In Parsons this court underlined the following at paragraph 5 of the judgment:
First, as with Sexual Offences Prevention Orders, no order should be made by way of a Sexual Harm Prevention Order unless necessary to protect the public from sexual harm as set out in the statutory language. If an order is necessary, then the prohibitions imposed must be effective; if not, the statutory purpose will not be achieved.
Secondly and equally, any Sexual Harm Prevention Order prohibitions imposed must be clear and realistic. They must be readily capable of simple compliance and enforcement. It is to be remembered that breach of a prohibition constitutes a criminal offence punishable by imprisonment.
Thirdly, … none of the Sexual Harm Prevention Order terms must be oppressive and, overall, the terms must be proportionate.
Fourthly, any Sexual Harm Prevention Order must be tailored to the facts. There is no one size that fits all factual circumstances."
Bearing these points and principles in mind, we consider that there is force in some of the criticisms made by Mr Smyth of the Sexual Harm Prevention Order made in this case. Taking account of those criticisms, and accepting or rejecting them as appropriate, we substitute the Sexual Harm Prevention Order which has been circulated in advance of this judgment and which now reads as follows:
“(a) The appellant shall not allow any female under the age of 16 years who is not a relative to enter and/or remain at his place of dwelling being the address at which the appellant resides unless the parent or legal guardian of that child is aware of the appellant's previous convictions and is present at all times.
b) The appellant shall not undertake any activity or employment (either voluntary or paid) where a female under the age of 16 years is also engaged in that activity or employment.

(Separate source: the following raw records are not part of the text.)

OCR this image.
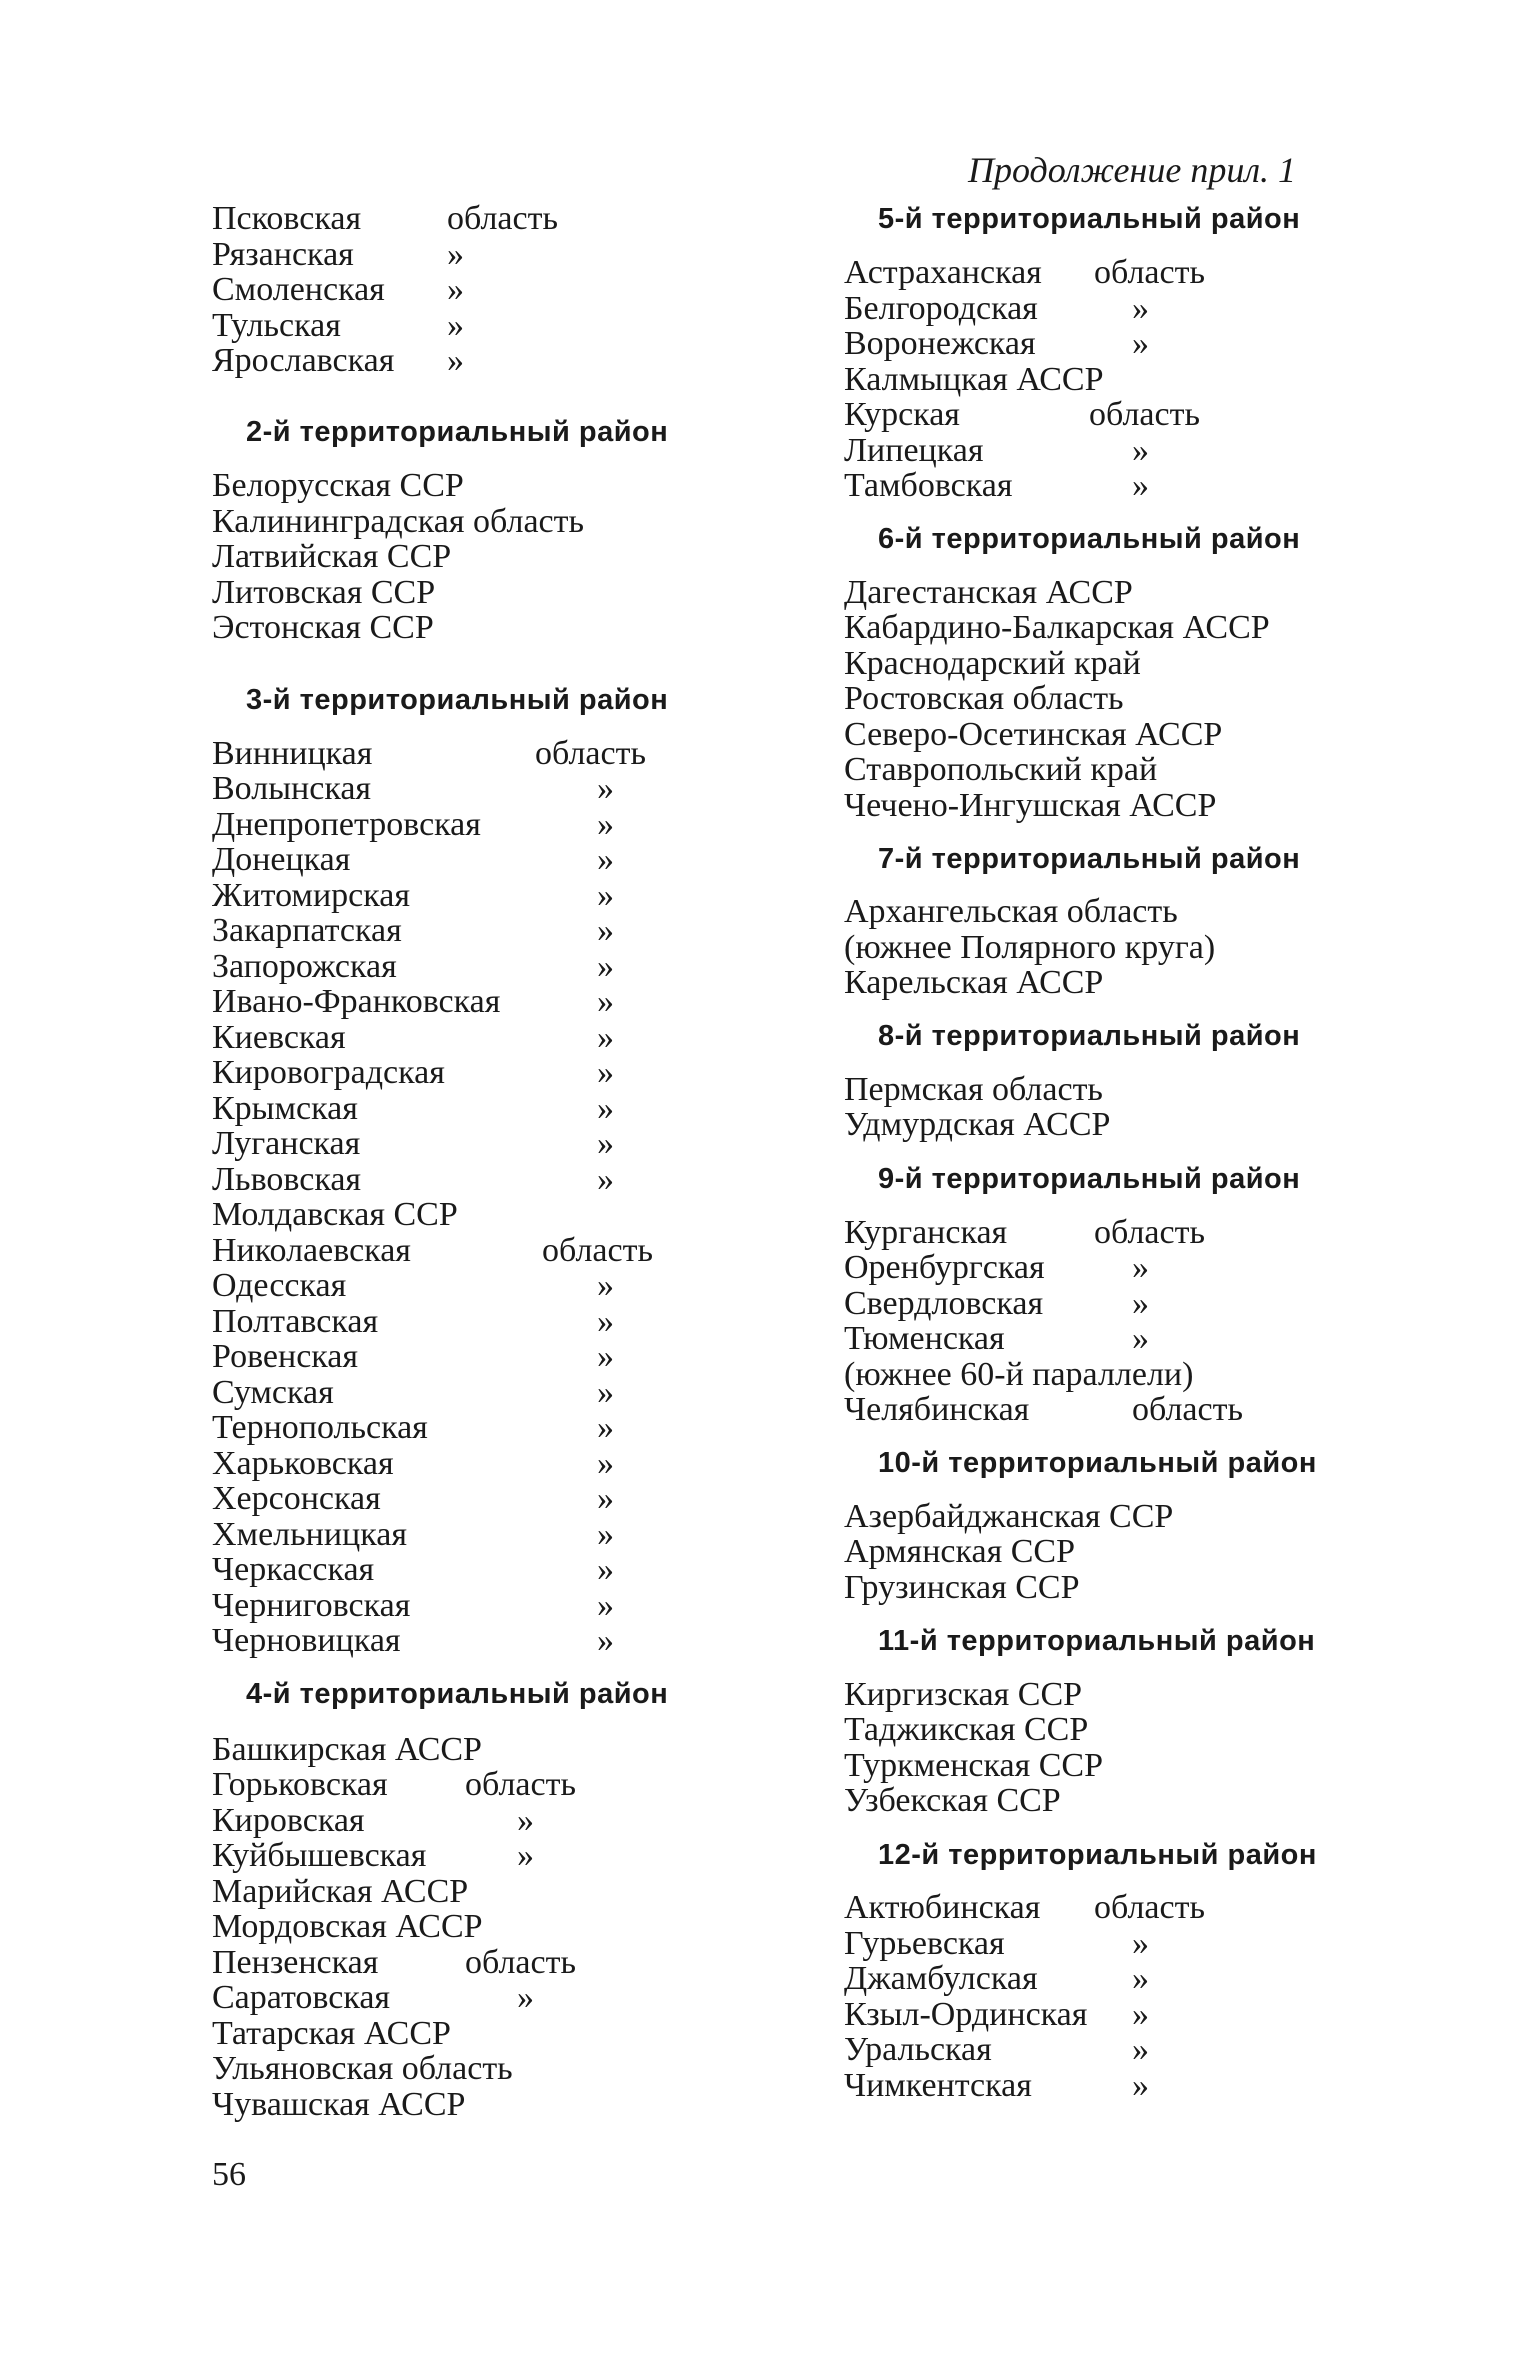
Продолжение прил. 1
Псковская	область
Рязанская	»
Смоленская »
Тульская	»
Ярославская »
2-й территориальный район
Белорусская ССР
Калининградская область
Латвийская ССР
Литовская ССР
Эстонская ССР
3-й территориальный район
Винницкая	область
Волынская	»
Днепропетровская	»
Донецкая	»
Житомирская	»
Закарпатская	»
Запорожская	»
Ивано-Франковская	»
Киевская	»
Кировоградская	»
Крымская	»
Луганская	»
Львовская	»
Молдавская ССР
Николаевская	область
Одесская	»
Полтавская	»
Ровенская	»
Сумская	»
Тернопольская	»
Харьковская	»
Херсонская	»
Хмельницкая	»
Черкасская	»
Черниговская	»
Черновицкая	»
4-й территориальный район
Башкирская АССР
Горьковская область
Кировская	»
Куйбышевская	»
Марийская АССР
Мордовская АССР
Пензенская	область
Саратовская	»
Татарская АССР
Ульяновская область
Чувашская АССР
5-й территориальный район
Астраханская область
Белгородская	»
Воронежская	»
Калмыцкая АССР
Курская	область
Липецкая	»
Тамбовская	»
6-й территориальный район
Дагестанская АССР
Кабардино-Балкарская АССР
Краснодарский край
Ростовская область
Северо-Осетинская АССР
Ставропольский край
Чечено-Ингушская АССР
7-й территориальный район
Архангельская область
(южнее Полярного круга)
Карельская АССР
8-й территориальный район
Пермская область
Удмурдская АССР
9-й территориальный район
Курганская	область
Оренбургская	»
Свердловская	»
Тюменская	»
(южнее 60-й параллели)
Челябинская	область
10-й территориальный район
Азербайджанская ССР
Армянская ССР
Грузинская ССР
11-й территориальный район
Киргизская ССР
Таджикская ССР
Туркменская ССР
Узбекская ССР
12-й территориальный район
Актюбинская область
Гурьевская	»
Джамбулская	»
Кзыл-Ординская »
Уральская	»
Чимкентская	»
56
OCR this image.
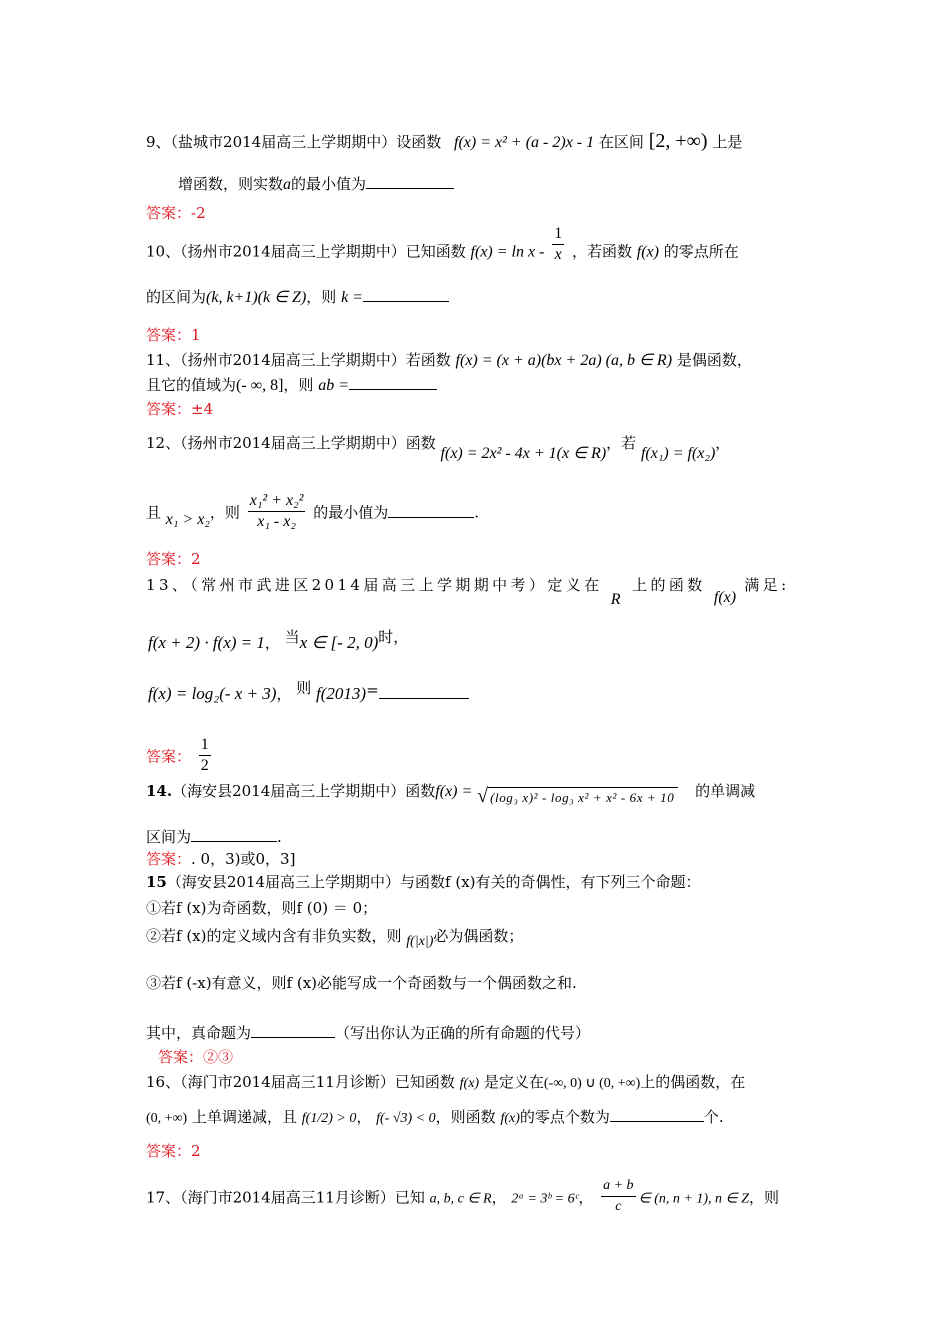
9、（盐城市2014届高三上学期期中）设函数 f(x) = x² + (a - 2)x - 1 在区间 [2, +∞) 上是
增函数，则实数a的最小值为
答案：-2
10、（扬州市2014届高三上学期期中）已知函数 $f(x) = \ln x - \frac{1}{x}$ ，若函数 f(x) 的零点所在
的区间为(k, k+1)(k ∈ Z)，则 k =
答案：1
11、（扬州市2014届高三上学期期中）若函数 f(x) = (x + a)(bx + 2a) (a, b ∈ R) 是偶函数，
且它的值域为(- ∞, 8]，则 ab =
答案：±4
12、（扬州市2014届高三上学期期中）函数 f(x) = 2x² - 4x + 1(x ∈ R)，若 f(x₁) = f(x₂)，
且 x₁ > x₂，则 $\frac{\text{x₁² + x₂²}}{\text{x₁ - x₂}}$ 的最小值为	.
答案：2
13、（常州市武进区2014届高三上学期期中考）定义在 R 上的函数 f(x) 满足:
f(x + 2) · f(x) = 1， 当x ∈ [- 2, 0)时，
f(x) = log₂(- x + 3)， 则 f(2013)=
答案： $\frac{1}{2}$
14.（海安县2014届高三上学期期中）函数f(x) = √ (log₃ x)² - log₃ x² + x² - 6x + 10 的单调减
区间为	.
答案：. 0，3)或0，3]
15（海安县2014届高三上学期期中）与函数f (x)有关的奇偶性，有下列三个命题：
①若f (x)为奇函数，则f (0) ＝ 0；
②若f (x)的定义域内含有非负实数，则 f(|x|)必为偶函数；
③若f (-x)有意义，则f (x)必能写成一个奇函数与一个偶函数之和.
其中，真命题为	（写出你认为正确的所有命题的代号）
答案：②③
16、（海门市2014届高三11月诊断）已知函数 f(x) 是定义在(-∞, 0) ∪ (0, +∞)上的偶函数，在
(0, +∞) 上单调递减，且 f(1/2) > 0， f(- √3) < 0，则函数 f(x)的零点个数为	个.
答案：2
17、（海门市2014届高三11月诊断）已知 a, b, c ∈ R， 2ᵃ = 3ᵇ = 6ᶜ， $\frac{a + b}{c}$ ∈ (n, n + 1), n ∈ Z，则
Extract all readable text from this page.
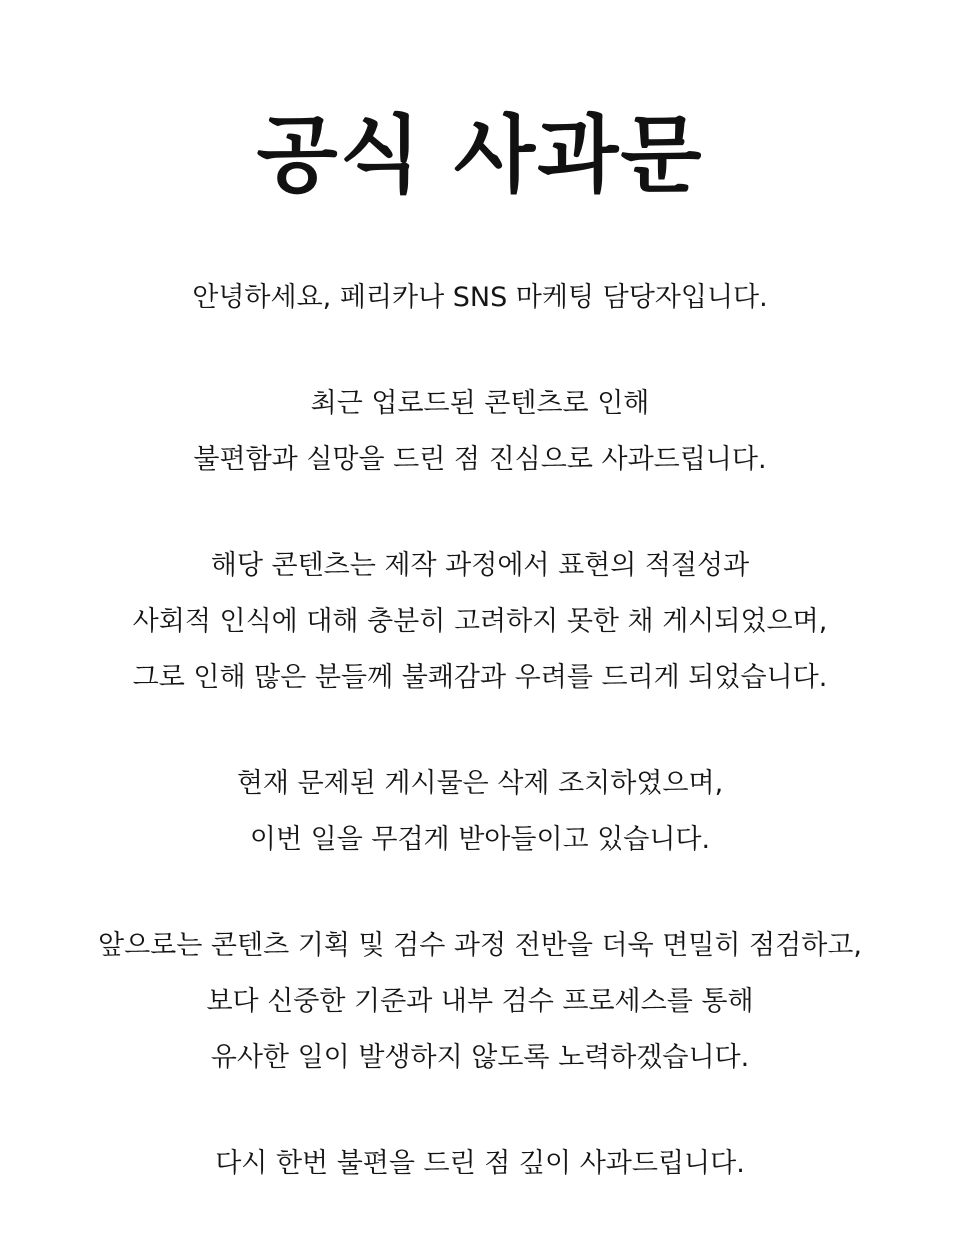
공식 사과문

안녕하세요, 페리카나 SNS 마케팅 담당자입니다.

최근 업로드된 콘텐츠로 인해
불편함과 실망을 드린 점 진심으로 사과드립니다.

해당 콘텐츠는 제작 과정에서 표현의 적절성과
사회적 인식에 대해 충분히 고려하지 못한 채 게시되었으며,
그로 인해 많은 분들께 불쾌감과 우려를 드리게 되었습니다.

현재 문제된 게시물은 삭제 조치하였으며,
이번 일을 무겁게 받아들이고 있습니다.

앞으로는 콘텐츠 기획 및 검수 과정 전반을 더욱 면밀히 점검하고,
보다 신중한 기준과 내부 검수 프로세스를 통해
유사한 일이 발생하지 않도록 노력하겠습니다.

다시 한번 불편을 드린 점 깊이 사과드립니다.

c) The appellant shall not use any device capable of accessing the internet unless (i) it has the capacity to retain and display the history of internet use and (ii) he makes the device available for inspection on request by a police officer.
d) The appellant is prohibited from deleting the history of internet use from any device capable of accessing the internet.
e) The appellant shall not enter any chat room without the prior approval of the police or Probation Service.
f) The appellant shall not create or use any email account unless he advises the police of all his accounts' details, including his email addresses and passwords.
g) The appellant shall not knowingly go to or remain at any residential address at which any female under the age of 16 years resides or visits whilst that child is present at the address unless the parent or legal guardian of that child is aware of the appellant's previous convictions and is present at all times.”
The Sexual Harm Prevention Order will be for a period of fifteen years. The custodial term which the appellant will serve will be between seven and eight years and therefore the Sexual Harm Prevention Order will be effective for between seven and eight years after his release from his sentence of imprisonment and we consider that to be proportionate, given the age at which he will be released.
The restraining order shall remain in effect indefinitely, as imposed in the court below.
This appeal is accordingly allowed as we have indicated.